Rob Savage demonstrated he understood horror with The Host and disappointed audiences with the offensive Dashcam. In The Boogeyman, Savage adapts a Stephen King story for frights, and though heavy on jump scares, there are real stakes and suspense. It’s also different from those horror films where the best moments are all in the trailer, making viewing pointless. The Boogeyman is the horror of monsters, grief ignored, and loved ones neglected. With a cast you’re terrified for, you wonder if it will end in survival or a Dark Skies ending.

Boogeyman Establishes Stakes at the Outset

At the film’s start, Savage makes it clear that children are not safe in. Establishing the stakes at the outset cranks suspense up, and it never entirely comes down. You hear throaty sounds with hoarseness building dread. A young child cries in a crib. Those cries may haunt viewers. In hindsight, it’s surprising how scary it is without graphic deaths and gore.

Family You Want to Survive and Heal in The Boogeyman

I’ve been a fan of Chris Messina since M. Night Shyamalan’s Devil. Although some hated the film, I loved it, and that was in large part due to Messina’s performance. So seeing him in Air as a foul-mouthed agent and now in The Boogeyman as Will makes me happy. Though again, I wish the film utilized him more. Now while his performance is terrific, the film only works with the two daughters the entire movie hinges on.

The Boogeyman still of Sadie (Sophie Thatcher).
The Boogeyman still of Sadie (Sophie Thatcher). 20th Century Studios.

Sophie Thatcher, as Sadie, doesn’t fall into the usual rebellious teen. She looks out for her sister, Sawyer (Vivian Lyra Blair), and tries to talk to her father about their collective loss, a father who’s determined to avoid the topic. She brings wisdom but still has teenage moments of wanting to fit in with her friends. Vivian Lyra Blair plays Sawyer as bright and resourceful, too, but not in such a manner that it feels inauthentic to someone her age. If you had to face a monster with a child in tow, she’s who you’d want.

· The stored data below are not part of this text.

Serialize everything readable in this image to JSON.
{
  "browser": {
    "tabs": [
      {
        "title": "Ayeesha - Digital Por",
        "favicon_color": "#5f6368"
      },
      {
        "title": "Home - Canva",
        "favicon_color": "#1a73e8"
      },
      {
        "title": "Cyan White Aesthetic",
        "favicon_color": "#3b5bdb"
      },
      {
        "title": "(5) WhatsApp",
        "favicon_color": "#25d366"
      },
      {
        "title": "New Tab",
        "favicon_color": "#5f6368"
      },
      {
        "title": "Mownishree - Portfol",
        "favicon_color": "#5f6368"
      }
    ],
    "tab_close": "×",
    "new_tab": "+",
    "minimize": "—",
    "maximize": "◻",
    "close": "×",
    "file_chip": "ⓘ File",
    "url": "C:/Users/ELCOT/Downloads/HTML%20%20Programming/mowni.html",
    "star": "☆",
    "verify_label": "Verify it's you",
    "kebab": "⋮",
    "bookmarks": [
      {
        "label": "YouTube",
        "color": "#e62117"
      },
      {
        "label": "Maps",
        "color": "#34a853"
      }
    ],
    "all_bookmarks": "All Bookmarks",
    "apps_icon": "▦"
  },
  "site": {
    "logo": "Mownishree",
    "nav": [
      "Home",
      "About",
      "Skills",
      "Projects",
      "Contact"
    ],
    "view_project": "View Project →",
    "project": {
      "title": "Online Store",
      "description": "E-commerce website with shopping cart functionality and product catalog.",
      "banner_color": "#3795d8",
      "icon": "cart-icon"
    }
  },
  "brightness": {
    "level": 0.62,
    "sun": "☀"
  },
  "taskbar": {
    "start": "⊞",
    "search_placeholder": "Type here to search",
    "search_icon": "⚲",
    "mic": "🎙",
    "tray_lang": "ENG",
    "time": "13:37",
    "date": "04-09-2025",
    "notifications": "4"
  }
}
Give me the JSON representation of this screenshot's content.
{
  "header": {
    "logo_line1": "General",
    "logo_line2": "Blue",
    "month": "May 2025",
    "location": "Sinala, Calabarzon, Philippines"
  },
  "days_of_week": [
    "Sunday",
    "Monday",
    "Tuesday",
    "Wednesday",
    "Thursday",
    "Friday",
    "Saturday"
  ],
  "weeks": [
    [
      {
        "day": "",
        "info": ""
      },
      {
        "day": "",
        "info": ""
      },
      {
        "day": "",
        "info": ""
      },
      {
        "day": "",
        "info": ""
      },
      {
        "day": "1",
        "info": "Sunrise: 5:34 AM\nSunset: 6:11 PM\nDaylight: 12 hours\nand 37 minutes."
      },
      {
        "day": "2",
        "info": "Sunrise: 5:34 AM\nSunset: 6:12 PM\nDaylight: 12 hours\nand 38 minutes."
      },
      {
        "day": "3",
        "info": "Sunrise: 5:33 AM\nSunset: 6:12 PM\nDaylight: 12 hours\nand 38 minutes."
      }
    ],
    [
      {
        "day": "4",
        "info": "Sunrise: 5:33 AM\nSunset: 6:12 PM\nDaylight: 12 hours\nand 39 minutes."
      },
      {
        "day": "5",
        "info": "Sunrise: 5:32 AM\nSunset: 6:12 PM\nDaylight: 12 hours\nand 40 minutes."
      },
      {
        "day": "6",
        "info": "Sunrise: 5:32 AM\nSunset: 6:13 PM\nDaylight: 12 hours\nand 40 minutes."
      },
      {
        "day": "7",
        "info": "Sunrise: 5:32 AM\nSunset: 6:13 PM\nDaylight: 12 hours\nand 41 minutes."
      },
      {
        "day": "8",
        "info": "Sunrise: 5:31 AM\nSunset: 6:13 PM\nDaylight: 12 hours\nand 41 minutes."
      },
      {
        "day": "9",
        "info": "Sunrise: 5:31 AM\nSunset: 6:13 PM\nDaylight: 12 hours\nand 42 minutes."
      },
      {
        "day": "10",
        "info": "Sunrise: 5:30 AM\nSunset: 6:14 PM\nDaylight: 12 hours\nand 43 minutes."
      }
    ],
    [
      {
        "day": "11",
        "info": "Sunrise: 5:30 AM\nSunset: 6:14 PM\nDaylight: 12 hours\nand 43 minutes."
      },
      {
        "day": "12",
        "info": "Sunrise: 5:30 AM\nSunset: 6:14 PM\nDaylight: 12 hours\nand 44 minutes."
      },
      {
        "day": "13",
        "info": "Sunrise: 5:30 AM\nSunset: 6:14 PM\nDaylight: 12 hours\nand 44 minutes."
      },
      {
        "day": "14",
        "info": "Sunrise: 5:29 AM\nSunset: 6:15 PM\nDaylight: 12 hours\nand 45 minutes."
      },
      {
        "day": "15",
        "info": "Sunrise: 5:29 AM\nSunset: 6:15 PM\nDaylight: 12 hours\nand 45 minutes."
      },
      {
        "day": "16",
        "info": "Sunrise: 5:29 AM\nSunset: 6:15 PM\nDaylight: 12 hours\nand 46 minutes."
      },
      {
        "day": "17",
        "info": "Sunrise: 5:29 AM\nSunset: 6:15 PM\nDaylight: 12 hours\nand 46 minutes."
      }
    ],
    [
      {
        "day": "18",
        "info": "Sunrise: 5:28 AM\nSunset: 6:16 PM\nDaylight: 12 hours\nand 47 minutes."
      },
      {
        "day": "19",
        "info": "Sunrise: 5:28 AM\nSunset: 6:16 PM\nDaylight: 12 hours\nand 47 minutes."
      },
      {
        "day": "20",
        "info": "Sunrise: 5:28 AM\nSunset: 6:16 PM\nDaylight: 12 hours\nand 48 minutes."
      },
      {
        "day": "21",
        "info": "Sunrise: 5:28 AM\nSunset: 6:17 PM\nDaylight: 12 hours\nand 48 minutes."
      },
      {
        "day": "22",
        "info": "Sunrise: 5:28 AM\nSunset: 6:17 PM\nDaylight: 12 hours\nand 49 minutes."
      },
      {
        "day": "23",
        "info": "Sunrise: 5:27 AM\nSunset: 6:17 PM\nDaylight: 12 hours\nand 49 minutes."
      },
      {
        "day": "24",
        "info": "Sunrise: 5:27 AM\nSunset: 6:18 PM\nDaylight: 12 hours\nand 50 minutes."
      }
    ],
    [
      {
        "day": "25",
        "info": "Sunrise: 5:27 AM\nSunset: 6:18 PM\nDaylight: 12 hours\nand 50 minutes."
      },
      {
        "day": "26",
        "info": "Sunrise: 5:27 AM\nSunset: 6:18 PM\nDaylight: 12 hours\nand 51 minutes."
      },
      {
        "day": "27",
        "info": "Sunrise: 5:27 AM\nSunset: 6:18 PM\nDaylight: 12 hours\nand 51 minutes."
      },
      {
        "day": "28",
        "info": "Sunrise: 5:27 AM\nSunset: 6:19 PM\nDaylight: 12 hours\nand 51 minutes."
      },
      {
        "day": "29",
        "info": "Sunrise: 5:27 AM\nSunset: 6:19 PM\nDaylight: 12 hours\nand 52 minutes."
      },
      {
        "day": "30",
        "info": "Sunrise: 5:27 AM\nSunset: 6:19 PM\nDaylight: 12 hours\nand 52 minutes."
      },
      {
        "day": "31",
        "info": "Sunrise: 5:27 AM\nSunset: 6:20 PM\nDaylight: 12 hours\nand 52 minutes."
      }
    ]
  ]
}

Monster That Feeds on Fear, Separation, and Loss

Grief festers when it’s not faced. In The Boogeyman, it’s also the excuse for why the kids see a monster. Sadie is not necessarily wiser than her father, but for her, healing and facing grief means talking about it. Unfortunately, her dad prefers to avoid it because of his pain and guilt. The creature represents how consuming bereavement is when you avoid it. Not entirely psychological, as the opening hints there’s a monster on the loose, but the film is more on par with The Babadook. When Lester (David Dastmalchian) tells Will the boogeyman comes for the kids when the parents do not pay attention, he’s speaking about the neglect caused by grief.

The Boogeyman highlights how pain leaves the family fractured. Monsters, both human and other, exploit those cracks and can wreak irrevocable harm. The climax is explosive, but The Boogeyman shines best with the buildup as the monster lurks in the shadows. I was not scared watching this because I was in a theater with plenty of people to fight alongside or use as cannon fodder for my escape. The Boogeyman is nightmare fuel using shadows and monsters to show how oppressive and inescapable grief feels but loses steam in the climax by showing the monster. Still, it’s one of the better horror films in recent memory.